在宅ケアスタッフを守るための諸外国での暴力防止教育プログラム

諸外国の在宅ケアスタッフに対する暴力防止教育プログラムの内容を紹介します。

(1)Ostromらのプログラム

(Oostrom JK;, van Mierlo H. An evaluation of an aggression management training program to cope with workplace violence in the healthcare sector. Res Nurs Health. 2008;31:320-328.)

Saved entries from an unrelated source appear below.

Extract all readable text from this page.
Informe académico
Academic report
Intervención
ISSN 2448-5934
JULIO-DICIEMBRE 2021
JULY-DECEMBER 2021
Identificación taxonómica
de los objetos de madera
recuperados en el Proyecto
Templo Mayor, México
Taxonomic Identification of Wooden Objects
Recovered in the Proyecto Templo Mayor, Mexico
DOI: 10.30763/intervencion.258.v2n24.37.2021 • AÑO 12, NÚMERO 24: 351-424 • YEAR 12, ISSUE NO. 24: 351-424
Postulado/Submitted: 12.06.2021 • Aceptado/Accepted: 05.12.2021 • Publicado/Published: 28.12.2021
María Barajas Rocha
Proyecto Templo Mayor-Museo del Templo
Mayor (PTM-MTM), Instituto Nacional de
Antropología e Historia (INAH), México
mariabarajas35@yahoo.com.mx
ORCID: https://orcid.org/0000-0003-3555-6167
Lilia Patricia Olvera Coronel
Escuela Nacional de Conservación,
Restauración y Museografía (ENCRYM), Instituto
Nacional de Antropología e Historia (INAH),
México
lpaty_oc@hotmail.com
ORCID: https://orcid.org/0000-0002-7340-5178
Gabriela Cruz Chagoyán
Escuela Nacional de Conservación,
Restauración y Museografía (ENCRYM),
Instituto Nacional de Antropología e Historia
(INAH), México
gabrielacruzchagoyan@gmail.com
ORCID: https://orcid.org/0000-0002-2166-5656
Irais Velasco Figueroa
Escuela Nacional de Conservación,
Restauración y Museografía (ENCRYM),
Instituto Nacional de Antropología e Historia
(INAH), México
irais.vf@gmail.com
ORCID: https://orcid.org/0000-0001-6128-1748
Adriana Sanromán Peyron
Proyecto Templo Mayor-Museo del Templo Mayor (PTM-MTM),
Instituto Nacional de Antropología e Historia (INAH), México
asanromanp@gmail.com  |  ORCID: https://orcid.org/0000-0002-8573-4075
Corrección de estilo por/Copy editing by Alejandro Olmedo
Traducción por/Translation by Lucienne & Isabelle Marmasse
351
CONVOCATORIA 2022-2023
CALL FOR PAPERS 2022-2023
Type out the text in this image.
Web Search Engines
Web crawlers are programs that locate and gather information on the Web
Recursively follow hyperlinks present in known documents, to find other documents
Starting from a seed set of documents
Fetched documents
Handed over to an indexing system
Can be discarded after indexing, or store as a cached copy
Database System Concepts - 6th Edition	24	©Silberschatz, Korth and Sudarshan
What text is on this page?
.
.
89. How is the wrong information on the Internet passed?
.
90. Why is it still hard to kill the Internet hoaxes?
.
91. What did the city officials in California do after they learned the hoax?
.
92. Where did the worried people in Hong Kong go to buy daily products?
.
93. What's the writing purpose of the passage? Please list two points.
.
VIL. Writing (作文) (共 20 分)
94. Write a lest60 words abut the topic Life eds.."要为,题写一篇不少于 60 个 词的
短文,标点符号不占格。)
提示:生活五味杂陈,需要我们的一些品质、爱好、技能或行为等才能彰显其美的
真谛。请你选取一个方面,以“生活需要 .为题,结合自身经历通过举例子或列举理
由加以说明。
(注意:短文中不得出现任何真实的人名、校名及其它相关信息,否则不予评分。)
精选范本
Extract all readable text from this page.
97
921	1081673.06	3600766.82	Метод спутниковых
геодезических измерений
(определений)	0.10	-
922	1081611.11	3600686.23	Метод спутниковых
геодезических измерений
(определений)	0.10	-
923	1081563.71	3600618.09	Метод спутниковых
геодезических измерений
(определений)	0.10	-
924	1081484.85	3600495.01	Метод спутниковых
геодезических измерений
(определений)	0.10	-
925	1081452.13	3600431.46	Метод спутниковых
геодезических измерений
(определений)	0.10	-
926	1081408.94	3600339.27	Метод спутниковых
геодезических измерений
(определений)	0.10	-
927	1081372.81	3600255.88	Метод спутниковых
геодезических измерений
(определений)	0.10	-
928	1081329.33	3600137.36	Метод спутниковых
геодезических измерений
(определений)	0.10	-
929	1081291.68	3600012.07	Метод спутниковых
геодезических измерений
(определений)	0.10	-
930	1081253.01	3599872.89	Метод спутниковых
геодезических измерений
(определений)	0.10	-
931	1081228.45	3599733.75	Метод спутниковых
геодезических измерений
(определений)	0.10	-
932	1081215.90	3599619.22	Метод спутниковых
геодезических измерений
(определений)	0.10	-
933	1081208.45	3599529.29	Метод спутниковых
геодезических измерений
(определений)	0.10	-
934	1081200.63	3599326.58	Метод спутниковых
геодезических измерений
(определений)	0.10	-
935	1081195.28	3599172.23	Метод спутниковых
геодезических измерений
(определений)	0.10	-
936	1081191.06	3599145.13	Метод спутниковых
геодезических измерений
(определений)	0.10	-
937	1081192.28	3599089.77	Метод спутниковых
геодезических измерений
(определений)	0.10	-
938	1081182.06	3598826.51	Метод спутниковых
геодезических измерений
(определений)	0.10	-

プログラムは、(a)アサーティブネス(自己主張)と攻撃性のある人への洞察,暴力行動や人への認知について、(b)攻撃的な人との相互作用への洞察、これら攻撃性のある人における相互作用のスタイルの効果,(c)潜在的に脅威となる状況の発生を防ぐことを助けるテクニックの3つのパートで構成されている。

【プログラムの内容】

各パート4時間で2-3週間毎に実施する.

  • パート1:アサーティブネス、非言語的コミュニケーション,異なるコミュニケーションスタイルに関する演習・参加者は、訓練中に取り組みたい、あるいは解決したい個人的問題や疑問を見つける
  • パート2:フィードバック、地位,対立状況の取り扱いに関連する演習・参加者は、ロールプレイによって個人的問題に取り組む
  • パート3:専門の役者によるロールプレイを通して実際の行動の演習

【プログラムの効果】

  • ・アサーティブネスと攻撃性への洞察は、プログラムの参加によって向上し,その後,維持される
  • ・アサーティブネスと攻撃性への洞察は、対立する状況への対処能力に影響を与える
  • ・対立する状況への対処能力はプログラム参加によって向上し、その後も向上を続ける
  • ・プログラムは時間経過とともに、チーム機能より洞察や対処能力に影響を与える
  • ・プログラムは、チーム機能の向上と比較して、洞察、対処能力の向上に影響を与える


(2)Sylvesterらのプログラム

(Sylvester BJ, Reisener L. Scared to go to work: a home care performance improvement initiative. J Nurs Care Qual. 2002;17:71-82.)

【プログラムの内容】

訪問スタッフの暴力の認識と経験から作られた、「新たな同意書(武器の存在,危険な動物、違法薬物、職員への言語/身体的暴力)従えない場合契約の終了)の作成」,「訪問の安全へのヒント (訪問準備:コミュニケーションと準備の注意点、移動時の注意点、訪問時の注意点)の提示」に関する教育プログラム。

【プログラムの効果】

  • ・訪問時に安全と感じる
  • ・事務所に危険を減じる手段があることを知る
  • ・安全を高める介入への理解が深まる
  • ・安全に関する施設への信頼が改善する

引用文献

川崎絵里香、矢山壮、的場圭、三木明子、諸外国の在宅ケアスタッフに対する暴力のリスクアセスメントツールと暴力防止プログラムの評価・産業精神保健(2018).26(3):260-265.